Two comments come to mind. First, academic literature concludes that the economic impact of the generalisation of GAI is uncertain, in terms of productivity, employment and therefore growth. There is a lack of data and also a lack of information on the economic policy support that should be put in place. Second, it is possible to look back in history and recall the productivity gains generated by the changes in tech. Let’s look at the American case and draw a picture of productivity trends in the United States since the end of the Second World War. The widespread introduction of personal computers (in the 1980s) and the internet (in the following decade) led to a surge in productivity. This growth was not particularly spectacular: if we exclude periods of recession, it stands at +1.8% per year between 1975 and 1979; +2.1% between 1981 and 1988 (spread of the personal computer); +2.4% between 1989 and 2005 (spread of the internet); +1.5% thereafter (between 2006 and 2023). Given this hindsight, we are inclined to envisage a rather modest increase in productivity, and not over a very long period. Without commenting on the impact of GAI on employment, might we be inclined to find that the Goldman Sachs and McKinsey assumptions are perhaps over-optimistic?
This two-pronged approach, even if only provisional, prompts us to reconsider the attitude of the capital markets towards GAI. If implementation and operating costs fall as envisaged, and if productivity and growth results are truly high, the translation of such expectations into share performance can be understood. But what if this optimism is dashed? The reasons for such disappointment are easy to imagine: as well as a failure to confirm the assumptions, we might imagine soaring energy costs, onerous copyrights or a destabilisation of the labour market that economic policy initiatives struggle to correct. All of this is to say that the capital markets appear to have adopted a rose-tinted scenario. Is this to the point of exaggeration?

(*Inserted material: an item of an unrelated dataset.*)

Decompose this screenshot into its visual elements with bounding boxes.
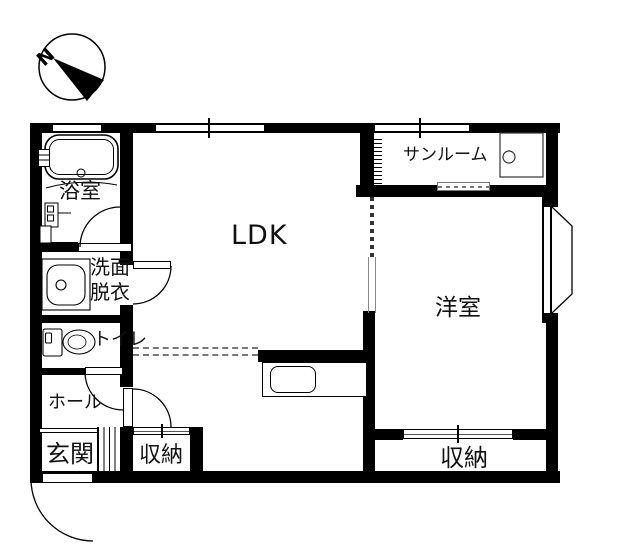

And then there is the question of the organisation of the GAI market. It is now dominated by some of the biggest players in the tech industry. Is this situation sustainable? If not (due to action by the regulator or the emergence of new competitors), what impact will this have on earning prospects and capitalisation multiples?
[1] According to BPIfrance, GAI is an artificial intelligence capable of generating images, videos and even music. This category of AI is based on the use of machine learning models. Let’s look at the definition of AI, as proposed by France Stratégie: a set of technologies designed to use computers to perform cognitive tasks traditionally carried out by humans. The availability and quality of data, as well as the training of the system, are the necessary conditions for the smooth operation of GAI.